The title of this book is misleading, since more than half of it (168pp) is the history of the 1st Battalion (44th Foot) from formation in 1740 to 1914, with one hundred pages devoted to the Great War. In the first one hundred and seventy years of its existence the regiment certainly saw a great deal of action as described in the first part of this volume. – in Flanders, N America, Canada, Peninsular War, Waterloo, India, Burma, Afghanistan (retreat from Kabul), Crimea, China and the S African War. During the Napoleonic wars a second battalion was formed (2/44th) in 1803 and disbanded after Waterloo in 1816. It would be another sixty-five years before a second battalion was again formed when, following the Cardwell Reforms whereby single battalion regiments were linked to create two battalion regiments, the 44th Foot was linked with the 56th to form the 1st and 2nd Battalions of the Essex Regiment.

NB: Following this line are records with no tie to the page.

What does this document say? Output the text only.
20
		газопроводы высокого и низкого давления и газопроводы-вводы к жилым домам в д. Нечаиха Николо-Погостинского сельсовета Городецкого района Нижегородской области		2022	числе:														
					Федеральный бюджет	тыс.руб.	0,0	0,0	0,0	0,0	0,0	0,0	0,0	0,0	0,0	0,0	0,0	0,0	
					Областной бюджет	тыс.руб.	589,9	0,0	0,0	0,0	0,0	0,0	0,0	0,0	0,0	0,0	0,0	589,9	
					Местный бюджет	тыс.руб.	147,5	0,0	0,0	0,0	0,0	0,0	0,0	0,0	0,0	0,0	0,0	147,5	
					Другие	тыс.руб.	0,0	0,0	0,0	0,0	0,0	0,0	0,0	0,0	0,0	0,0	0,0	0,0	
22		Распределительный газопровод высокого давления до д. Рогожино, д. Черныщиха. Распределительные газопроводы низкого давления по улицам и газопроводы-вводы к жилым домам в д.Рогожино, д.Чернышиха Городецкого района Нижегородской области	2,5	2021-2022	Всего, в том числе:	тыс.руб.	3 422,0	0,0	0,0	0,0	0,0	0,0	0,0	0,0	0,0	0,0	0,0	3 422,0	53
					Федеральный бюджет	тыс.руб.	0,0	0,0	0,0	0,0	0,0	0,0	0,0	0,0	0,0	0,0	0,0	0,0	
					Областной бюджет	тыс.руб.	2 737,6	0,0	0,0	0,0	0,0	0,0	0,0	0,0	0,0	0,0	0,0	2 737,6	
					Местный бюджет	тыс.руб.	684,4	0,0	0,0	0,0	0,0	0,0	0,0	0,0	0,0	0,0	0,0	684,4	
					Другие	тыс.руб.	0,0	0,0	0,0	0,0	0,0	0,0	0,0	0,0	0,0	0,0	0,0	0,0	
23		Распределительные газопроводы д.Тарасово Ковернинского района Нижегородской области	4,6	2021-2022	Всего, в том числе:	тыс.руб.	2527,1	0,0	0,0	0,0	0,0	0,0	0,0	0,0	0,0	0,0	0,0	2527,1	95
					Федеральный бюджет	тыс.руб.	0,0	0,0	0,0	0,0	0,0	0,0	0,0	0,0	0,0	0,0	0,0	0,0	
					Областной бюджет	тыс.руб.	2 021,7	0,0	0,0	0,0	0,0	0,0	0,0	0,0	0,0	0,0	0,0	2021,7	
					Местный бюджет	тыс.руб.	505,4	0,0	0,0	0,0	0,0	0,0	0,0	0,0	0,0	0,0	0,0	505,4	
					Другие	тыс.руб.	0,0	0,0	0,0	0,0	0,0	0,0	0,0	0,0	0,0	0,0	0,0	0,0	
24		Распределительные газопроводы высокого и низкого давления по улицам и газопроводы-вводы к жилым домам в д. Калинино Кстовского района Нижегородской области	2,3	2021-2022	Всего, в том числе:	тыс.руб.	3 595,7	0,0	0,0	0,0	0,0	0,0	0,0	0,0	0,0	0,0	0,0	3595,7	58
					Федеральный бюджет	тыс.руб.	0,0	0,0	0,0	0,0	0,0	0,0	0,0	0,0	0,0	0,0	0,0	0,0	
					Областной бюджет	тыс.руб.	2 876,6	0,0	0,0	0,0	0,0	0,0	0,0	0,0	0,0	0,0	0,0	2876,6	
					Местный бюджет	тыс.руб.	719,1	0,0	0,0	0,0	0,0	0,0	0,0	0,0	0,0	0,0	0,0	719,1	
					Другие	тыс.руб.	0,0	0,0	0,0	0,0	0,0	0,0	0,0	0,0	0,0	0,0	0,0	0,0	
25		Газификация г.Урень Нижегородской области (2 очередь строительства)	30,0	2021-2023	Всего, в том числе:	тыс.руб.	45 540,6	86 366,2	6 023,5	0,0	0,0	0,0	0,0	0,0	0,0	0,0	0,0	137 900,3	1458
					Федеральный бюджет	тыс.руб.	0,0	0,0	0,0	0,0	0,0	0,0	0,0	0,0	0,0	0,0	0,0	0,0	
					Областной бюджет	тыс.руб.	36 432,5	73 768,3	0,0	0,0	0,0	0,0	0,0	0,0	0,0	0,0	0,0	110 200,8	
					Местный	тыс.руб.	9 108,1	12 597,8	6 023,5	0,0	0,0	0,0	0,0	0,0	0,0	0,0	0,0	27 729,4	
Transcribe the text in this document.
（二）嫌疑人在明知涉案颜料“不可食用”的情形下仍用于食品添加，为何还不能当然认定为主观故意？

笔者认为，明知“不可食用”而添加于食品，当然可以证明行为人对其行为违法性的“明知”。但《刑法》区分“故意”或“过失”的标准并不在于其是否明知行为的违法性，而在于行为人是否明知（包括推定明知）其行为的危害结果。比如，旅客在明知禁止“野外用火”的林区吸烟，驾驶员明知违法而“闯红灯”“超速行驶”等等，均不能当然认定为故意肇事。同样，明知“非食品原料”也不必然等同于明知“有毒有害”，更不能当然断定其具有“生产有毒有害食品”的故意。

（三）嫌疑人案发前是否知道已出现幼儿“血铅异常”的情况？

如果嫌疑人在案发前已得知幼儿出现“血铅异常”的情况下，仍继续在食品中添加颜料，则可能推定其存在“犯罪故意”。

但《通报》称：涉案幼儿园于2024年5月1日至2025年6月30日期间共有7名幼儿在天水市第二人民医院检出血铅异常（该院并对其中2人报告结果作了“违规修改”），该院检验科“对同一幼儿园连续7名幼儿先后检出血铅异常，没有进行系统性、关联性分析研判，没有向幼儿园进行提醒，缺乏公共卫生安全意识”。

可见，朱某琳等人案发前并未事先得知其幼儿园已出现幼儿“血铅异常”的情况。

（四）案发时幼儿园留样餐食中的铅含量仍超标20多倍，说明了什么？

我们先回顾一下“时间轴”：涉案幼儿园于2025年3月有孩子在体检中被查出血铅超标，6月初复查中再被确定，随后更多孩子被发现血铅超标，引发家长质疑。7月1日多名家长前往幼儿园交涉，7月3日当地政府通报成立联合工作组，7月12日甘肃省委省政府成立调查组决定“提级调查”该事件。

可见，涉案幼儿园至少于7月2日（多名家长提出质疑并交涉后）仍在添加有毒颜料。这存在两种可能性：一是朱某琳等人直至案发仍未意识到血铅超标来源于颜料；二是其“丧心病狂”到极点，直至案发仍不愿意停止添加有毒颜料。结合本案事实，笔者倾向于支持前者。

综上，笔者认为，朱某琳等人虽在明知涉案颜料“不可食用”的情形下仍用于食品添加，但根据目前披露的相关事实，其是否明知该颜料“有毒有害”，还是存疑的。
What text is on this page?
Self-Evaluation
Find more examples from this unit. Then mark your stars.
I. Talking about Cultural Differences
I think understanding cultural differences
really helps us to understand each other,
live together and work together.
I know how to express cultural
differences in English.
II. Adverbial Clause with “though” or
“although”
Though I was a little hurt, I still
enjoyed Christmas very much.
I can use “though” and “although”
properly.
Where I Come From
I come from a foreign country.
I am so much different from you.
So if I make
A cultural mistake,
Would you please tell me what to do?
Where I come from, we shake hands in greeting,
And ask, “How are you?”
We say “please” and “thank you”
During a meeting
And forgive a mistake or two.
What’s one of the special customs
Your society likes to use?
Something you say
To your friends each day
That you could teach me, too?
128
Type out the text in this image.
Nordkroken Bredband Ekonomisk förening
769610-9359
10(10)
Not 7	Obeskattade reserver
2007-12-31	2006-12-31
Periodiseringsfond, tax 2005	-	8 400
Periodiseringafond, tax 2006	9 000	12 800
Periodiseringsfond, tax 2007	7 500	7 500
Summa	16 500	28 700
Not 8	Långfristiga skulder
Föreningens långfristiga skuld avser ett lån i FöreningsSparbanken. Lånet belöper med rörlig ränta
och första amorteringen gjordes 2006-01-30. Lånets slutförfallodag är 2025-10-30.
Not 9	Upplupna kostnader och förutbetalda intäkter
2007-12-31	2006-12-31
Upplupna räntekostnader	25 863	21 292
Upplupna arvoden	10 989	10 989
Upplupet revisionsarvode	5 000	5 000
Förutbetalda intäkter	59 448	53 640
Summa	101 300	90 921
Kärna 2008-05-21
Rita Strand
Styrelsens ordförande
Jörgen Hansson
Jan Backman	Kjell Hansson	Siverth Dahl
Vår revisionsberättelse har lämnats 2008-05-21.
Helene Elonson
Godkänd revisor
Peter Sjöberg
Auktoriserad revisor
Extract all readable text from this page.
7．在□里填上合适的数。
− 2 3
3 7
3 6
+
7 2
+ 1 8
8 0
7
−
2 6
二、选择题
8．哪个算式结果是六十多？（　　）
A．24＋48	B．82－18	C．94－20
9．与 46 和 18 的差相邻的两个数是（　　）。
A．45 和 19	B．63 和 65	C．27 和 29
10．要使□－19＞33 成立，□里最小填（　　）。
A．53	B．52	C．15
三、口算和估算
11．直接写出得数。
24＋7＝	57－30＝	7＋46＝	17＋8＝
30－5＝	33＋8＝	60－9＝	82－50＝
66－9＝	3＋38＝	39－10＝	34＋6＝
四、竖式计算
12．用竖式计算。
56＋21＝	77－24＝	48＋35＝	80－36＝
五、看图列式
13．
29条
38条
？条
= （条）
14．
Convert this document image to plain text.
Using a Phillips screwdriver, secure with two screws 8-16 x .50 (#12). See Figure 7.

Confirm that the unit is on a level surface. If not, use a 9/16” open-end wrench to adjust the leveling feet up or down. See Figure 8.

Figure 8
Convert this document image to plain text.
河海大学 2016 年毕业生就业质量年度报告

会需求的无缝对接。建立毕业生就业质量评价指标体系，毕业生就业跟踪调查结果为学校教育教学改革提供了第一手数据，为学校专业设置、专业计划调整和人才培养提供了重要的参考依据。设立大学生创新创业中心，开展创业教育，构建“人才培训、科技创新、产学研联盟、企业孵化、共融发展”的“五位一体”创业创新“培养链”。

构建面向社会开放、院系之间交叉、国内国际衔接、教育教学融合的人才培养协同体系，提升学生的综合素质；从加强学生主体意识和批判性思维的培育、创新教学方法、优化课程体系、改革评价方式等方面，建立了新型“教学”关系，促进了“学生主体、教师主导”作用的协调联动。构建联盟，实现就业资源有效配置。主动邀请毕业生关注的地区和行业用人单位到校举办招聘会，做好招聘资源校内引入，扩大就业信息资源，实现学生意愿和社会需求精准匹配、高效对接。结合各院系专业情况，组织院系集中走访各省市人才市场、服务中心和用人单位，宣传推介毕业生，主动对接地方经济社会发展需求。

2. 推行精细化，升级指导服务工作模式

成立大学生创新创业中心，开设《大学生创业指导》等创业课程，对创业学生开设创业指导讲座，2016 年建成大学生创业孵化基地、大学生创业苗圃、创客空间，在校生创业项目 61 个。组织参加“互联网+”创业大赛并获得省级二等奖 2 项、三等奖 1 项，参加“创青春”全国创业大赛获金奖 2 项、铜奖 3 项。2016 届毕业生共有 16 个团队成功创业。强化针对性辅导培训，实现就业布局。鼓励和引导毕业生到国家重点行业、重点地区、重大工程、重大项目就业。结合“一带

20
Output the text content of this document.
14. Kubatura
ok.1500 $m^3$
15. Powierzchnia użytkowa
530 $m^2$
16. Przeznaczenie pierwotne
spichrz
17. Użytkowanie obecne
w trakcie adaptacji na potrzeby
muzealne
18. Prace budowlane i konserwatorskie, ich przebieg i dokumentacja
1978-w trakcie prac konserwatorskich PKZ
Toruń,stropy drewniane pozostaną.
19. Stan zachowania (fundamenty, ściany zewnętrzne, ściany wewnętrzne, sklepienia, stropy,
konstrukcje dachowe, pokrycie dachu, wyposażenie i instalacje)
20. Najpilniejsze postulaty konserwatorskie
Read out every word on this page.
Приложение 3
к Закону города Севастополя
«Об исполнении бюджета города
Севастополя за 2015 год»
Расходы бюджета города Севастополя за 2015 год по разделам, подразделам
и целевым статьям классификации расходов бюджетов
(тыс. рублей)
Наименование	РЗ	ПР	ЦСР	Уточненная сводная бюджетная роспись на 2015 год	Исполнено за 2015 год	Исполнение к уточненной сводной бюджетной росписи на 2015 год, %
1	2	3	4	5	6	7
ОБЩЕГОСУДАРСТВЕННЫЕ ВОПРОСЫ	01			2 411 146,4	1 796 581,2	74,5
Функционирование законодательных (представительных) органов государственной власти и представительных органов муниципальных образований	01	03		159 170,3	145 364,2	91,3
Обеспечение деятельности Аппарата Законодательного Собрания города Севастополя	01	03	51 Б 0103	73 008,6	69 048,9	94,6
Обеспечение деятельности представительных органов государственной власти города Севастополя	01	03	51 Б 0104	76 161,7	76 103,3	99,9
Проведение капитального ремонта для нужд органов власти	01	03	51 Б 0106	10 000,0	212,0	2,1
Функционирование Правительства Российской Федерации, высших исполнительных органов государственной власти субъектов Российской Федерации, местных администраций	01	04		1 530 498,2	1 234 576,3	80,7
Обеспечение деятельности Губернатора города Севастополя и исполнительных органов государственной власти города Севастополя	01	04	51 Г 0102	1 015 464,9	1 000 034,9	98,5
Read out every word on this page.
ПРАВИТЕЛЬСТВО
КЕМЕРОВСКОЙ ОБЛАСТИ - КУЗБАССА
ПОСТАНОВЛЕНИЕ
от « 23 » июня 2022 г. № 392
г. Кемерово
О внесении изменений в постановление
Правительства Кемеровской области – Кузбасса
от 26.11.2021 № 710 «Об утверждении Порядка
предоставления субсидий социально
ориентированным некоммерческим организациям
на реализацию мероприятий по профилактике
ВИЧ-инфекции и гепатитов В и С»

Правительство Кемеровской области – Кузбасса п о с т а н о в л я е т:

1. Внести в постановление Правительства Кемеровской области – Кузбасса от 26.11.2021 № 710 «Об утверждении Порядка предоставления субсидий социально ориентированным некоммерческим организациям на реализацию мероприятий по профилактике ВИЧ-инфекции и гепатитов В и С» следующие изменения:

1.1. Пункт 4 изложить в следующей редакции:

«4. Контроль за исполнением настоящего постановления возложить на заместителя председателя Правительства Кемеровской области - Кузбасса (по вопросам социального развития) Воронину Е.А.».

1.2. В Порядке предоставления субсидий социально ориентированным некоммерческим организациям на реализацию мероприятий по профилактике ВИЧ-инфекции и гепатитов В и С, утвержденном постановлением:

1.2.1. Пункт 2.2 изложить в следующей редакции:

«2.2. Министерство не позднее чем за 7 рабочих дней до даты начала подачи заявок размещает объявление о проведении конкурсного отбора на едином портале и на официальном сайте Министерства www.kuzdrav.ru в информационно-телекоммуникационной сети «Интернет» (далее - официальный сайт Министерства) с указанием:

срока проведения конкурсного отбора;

When war broke out in 1914 the 1st Essex was in Mauritious; it came home in December and joined the 86th Brigade in the newly formed 29th Division (‘The Incomparable 29th’). The division landed at Gallipoli on 25th April 1915 and fought there till the peninsula was evacuated in January 1916. In March 1916 it arrived in France and on 1st July 1916 the battalion was in action in the disastrous attack at Beaumont Hamel at the start of the Somme Offensive. In February 1918, 1st Essex was transferred to 112th Brigade of 37th Division with which it remained to the end of the war. In all the battalion lost in killed 1,787 officers and other ranks. The book closes with an account of the years immediately following the end of the war, especially operations in Ireland against Sinn Fein in which the battalion lost two officers and eleven other ranks killed and seventeen wounded; two officers and four other ranks attached were also killedt. Finally, there is a good index.
ESSEX UNITS IN THE WAR 1914-1919. Vol I. 1st Bn The Essex Regiment
A history not just of the 1st Essex in the Great War but of the Regiment from its formation in 1740 to the 1920s, including operations against Sinn Fein in the aftermath of the war.